Irons doesn’t “think” he is in love with Ireland and the sea – he is. The title at the same time it is tantalizing – what is it that you know about me that I don’t? Is Irons any different having been a little disappointed in his family history? Is it really who he is?
I have been thinking a lot about my Jewish great-great-grandmother. My sister’s middle name is Teresa. I think about the Magen David my mum, Anne Maree Theresa, wore as a young adult because she descended from a “Jewess” (a term that I find grating, but which I think in her mind at the time might have been for her a kind of romanticising, like a non pejorative “Jewish Princess”). I think about notes my grandmother, Theresa (or “Teresa” when she was going through a Spanish phase) made on some family history documents I have where she is trying to get the spelling right for “Israel”. I think about my great grandmother Monica Theresa, having uncles and aunties and cousins who were Jewish and wonder how, when pictures came back from the Holocaust, would she have regarded the Jewish world?

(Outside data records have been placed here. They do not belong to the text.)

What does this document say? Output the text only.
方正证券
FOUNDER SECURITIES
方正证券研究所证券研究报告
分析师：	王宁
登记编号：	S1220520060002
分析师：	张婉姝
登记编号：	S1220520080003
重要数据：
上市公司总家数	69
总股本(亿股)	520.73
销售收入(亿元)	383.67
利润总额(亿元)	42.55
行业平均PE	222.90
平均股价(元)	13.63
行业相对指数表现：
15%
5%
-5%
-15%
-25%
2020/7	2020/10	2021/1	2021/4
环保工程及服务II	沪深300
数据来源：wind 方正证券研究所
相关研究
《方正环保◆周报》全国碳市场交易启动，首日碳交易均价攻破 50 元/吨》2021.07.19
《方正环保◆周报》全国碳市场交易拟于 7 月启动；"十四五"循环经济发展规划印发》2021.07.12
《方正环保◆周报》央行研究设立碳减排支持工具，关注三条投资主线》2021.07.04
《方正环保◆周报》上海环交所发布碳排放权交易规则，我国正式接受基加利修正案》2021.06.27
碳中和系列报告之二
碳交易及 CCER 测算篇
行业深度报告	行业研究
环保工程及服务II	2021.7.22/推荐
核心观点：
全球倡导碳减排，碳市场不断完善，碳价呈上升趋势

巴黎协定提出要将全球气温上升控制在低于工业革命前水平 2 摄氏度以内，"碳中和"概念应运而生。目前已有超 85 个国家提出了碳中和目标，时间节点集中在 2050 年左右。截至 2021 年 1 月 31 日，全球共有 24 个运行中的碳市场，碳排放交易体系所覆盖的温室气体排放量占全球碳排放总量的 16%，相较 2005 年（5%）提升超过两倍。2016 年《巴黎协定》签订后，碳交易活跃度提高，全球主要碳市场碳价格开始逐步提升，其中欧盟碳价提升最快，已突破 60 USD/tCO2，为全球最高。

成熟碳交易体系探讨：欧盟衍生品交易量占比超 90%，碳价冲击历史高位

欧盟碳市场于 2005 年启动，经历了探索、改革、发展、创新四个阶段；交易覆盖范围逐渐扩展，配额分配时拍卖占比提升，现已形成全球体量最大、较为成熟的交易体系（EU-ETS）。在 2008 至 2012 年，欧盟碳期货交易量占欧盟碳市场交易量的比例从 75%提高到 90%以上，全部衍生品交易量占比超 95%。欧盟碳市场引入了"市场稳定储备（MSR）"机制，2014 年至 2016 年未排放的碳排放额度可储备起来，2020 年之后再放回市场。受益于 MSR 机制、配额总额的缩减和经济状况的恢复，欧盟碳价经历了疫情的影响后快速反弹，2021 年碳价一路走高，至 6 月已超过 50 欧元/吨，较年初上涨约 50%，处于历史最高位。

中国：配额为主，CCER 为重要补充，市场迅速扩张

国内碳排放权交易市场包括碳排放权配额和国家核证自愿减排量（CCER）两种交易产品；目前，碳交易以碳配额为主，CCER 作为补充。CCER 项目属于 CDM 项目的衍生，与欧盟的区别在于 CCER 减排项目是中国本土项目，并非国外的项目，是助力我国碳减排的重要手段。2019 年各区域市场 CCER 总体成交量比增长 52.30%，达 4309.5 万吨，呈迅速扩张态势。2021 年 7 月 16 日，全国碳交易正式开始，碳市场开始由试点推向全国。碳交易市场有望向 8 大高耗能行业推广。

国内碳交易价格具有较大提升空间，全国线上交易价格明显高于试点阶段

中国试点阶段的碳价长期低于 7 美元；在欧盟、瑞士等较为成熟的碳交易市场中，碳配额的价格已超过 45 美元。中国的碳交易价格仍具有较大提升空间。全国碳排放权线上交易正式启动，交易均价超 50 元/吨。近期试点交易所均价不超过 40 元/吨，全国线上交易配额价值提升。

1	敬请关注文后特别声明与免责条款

I think of Theresa running off with her Irish Catholic boyfriend, away from her observant family in the gold mining town of Bonnie Doon. Did she convert out of convenience? Did she think praying to St. Anthony when she lost her keys a little ridiculous and that Jesus of Nazareth was, probably, a heretic? Or did she enjoy the ritual and maybe felt relieved of the side effects of matzo, recognizing Seder at Eucharist.
Who did she think she was?
In the photo of Theresa below she is wearing a cameo brooch. This brooch has been handed down through all of the Theresas.
I am distracted by the Jewish law that says being Jewish, or having a “Jewish soul”, is matrilineal. I am speaking generally, obviously there are many different thoughts about this, but of the basic reading I have done all allow matrilineal descent. I have thought for some time that the logic of such thinking considers myself “more Jewish” than someone who, say, only has a Jewish father, has been circumcised, had a Bar/Bat Mitzvah, gone to a Jewish school, speaks fluent Hebrew, or any other construction of identity someone could choose. Such essentialising logic, at its heart, feels like a “pure Jew” actually exists.
In any case, it is the occasional response that I get that is important. Usually responses range between curiosity to disinterest. The most recent thing that happened was meeting my grandmother’s cardiologist (now my grandfather’s) and realizing that he was Jewish I mentioned that Tess’s Grandmother was Jewish. He responded by saying “oh well that means that your Jewish, whether you like it or not!” and, jokingly, hands me his yarmulke from his pocket. Other times – to try and avoid an awkward situation like this when talking about my Jewish background with Jewish friends – I’ve started off by talking about the laws of matrilineal descent as a funny “technicality”. But almost always I get back, in a serious tone, “no, it’s not a technicality”.
This photo is a bit blurry because my grandmother had the original professionally/permanently framed and I would have had to rip it apart to scan it. I like this.
Monica is on the far left, Theresa on the right.